Messi uttered those three words, the same words used by a very joking master stonemason in a sixth-century monastery
What a silly look! The sentence of the World Cup in Qatar was pronounced by Messi on December 10. It will undoubtedly be remembered the most and in Argentina it has already led to it being incorporated into some songs or used as a legend on wine labels. The 10 of the albiceleste team went along with that. You look crazy! the Dutchman Wout Weghorst, who was waiting for him while Messi spoke to the press after a painful penalty shootout in which the ‘oranges’ were eliminated in the quarter-finals. And it turns out those same three words have been etched in stone for centuries in a 1,500-year-old Galician monastery: the Abbey of Samos, in the province of Lugo. In particular, in one of the stone medallions that adorn the vaults of the cloister of the Lugo Monastery. There you see in red letters the curious inscription, which is attributed to the master stonemason Pedro Rodríguez de Ramberde, author of the reconstruction works of the monastery between 1562 and 1582 and which, as we can see, is an account of his peculiar sense of humor .
The Gothic-style monastery was built on the ruins of the former Romanesque-style monastery, which was destroyed by fire in the mid-16th century. Reconstruction work was carried out shortly afterwards, with Rodríguez de Ramberde, a resident of Monforte de Lemos, as master stonemason. Good old Pedro could think of nothing but to write in large capitals the already legendary ‘What are you looking at, idiot’ on one of the decorations that finish the ribs of the cloister vaults.

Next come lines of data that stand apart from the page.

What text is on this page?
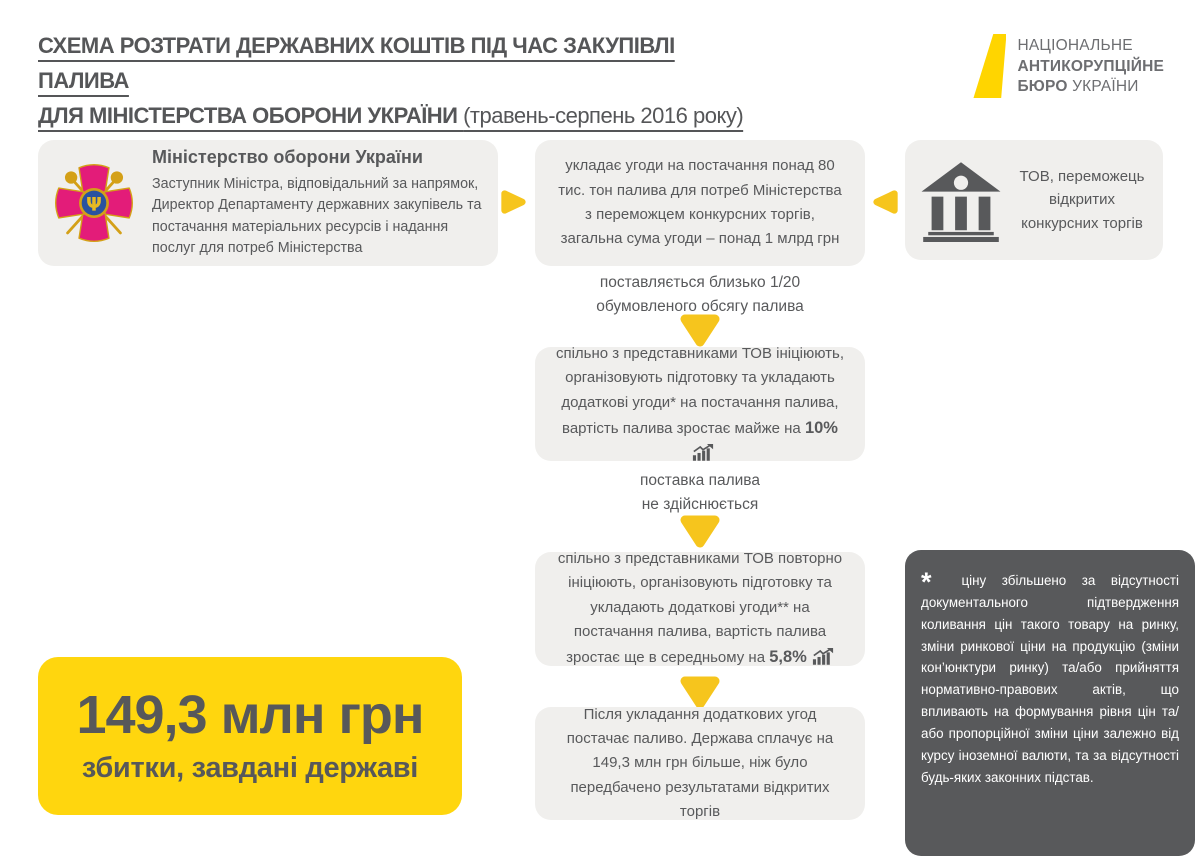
СХЕМА РОЗТРАТИ ДЕРЖАВНИХ КОШТІВ ПІД ЧАС ЗАКУПІВЛІ ПАЛИВА
ДЛЯ МІНІСТЕРСТВА ОБОРОНИ УКРАЇНИ (травень-серпень 2016 року)
НАЦІОНАЛЬНЕ
АНТИКОРУПЦІЙНЕ
БЮРО УКРАЇНИ
Ψ

Міністерство оборони України

Заступник Міністра, відповідальний за напрямок, Директор Департаменту державних закупівель та постачання матеріальних ресурсів і надання послуг для потреб Міністерства

укладає угоди на постачання понад 80 тис. тон палива для потреб Міністерства з переможцем конкурсних торгів, загальна сума угоди – понад 1 млрд грн
ТОВ, переможець відкритих конкурсних торгів
поставляється близько 1/20
обумовленого обсягу палива
спільно з представниками ТОВ ініціюють, організовують підготовку та укладають додаткові угоди* на постачання палива, вартість палива зростає майже на 10%
поставка палива
не здійснюється
спільно з представниками ТОВ повторно ініціюють, організовують підготовку та укладають додаткові угоди** на постачання палива, вартість палива зростає ще в середньому на 5,8%
Після укладання додаткових угод постачає паливо. Держава сплачує на 149,3 млн грн більше, ніж було передбачено результатами відкритих торгів
149,3 млн грн
збитки, завдані державі
* ціну збільшено за відсутності документального підтвердження коливання цін такого товару на ринку, зміни ринкової ціни на продукцію (зміни кон’юнктури ринку) та/або прийняття нормативно-правових актів, що впливають на формування рівня цін та/або пропорційної зміни ціни залежно від курсу іноземної валюти, та за відсутності будь-яких законних підстав.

The inscription is legible with the naked eye, with no hieroglyphs or strange letters that could lead to misunderstandings, making clear the joke played by the master stonemason and paving the way for those who many centuries later would see the figure of an astronaut in the facade from the New Cathedral of Salamanca, a building that was built between the 16th and 18th centuries.
The Monastery of Samos, which takes its name from the municipality in which it is located in Lugo, is the oldest inhabited monastery in Spain. With 1500 years of almost uninterrupted monastic life, it was founded in the 6th century and the Benedictine monks have been there since the 10th century. Perhaps now the religious will begin to receive a flood of tourists asking for “the expression of Messi” without knowing that it has been written in a Galician cenobrio for 500 years.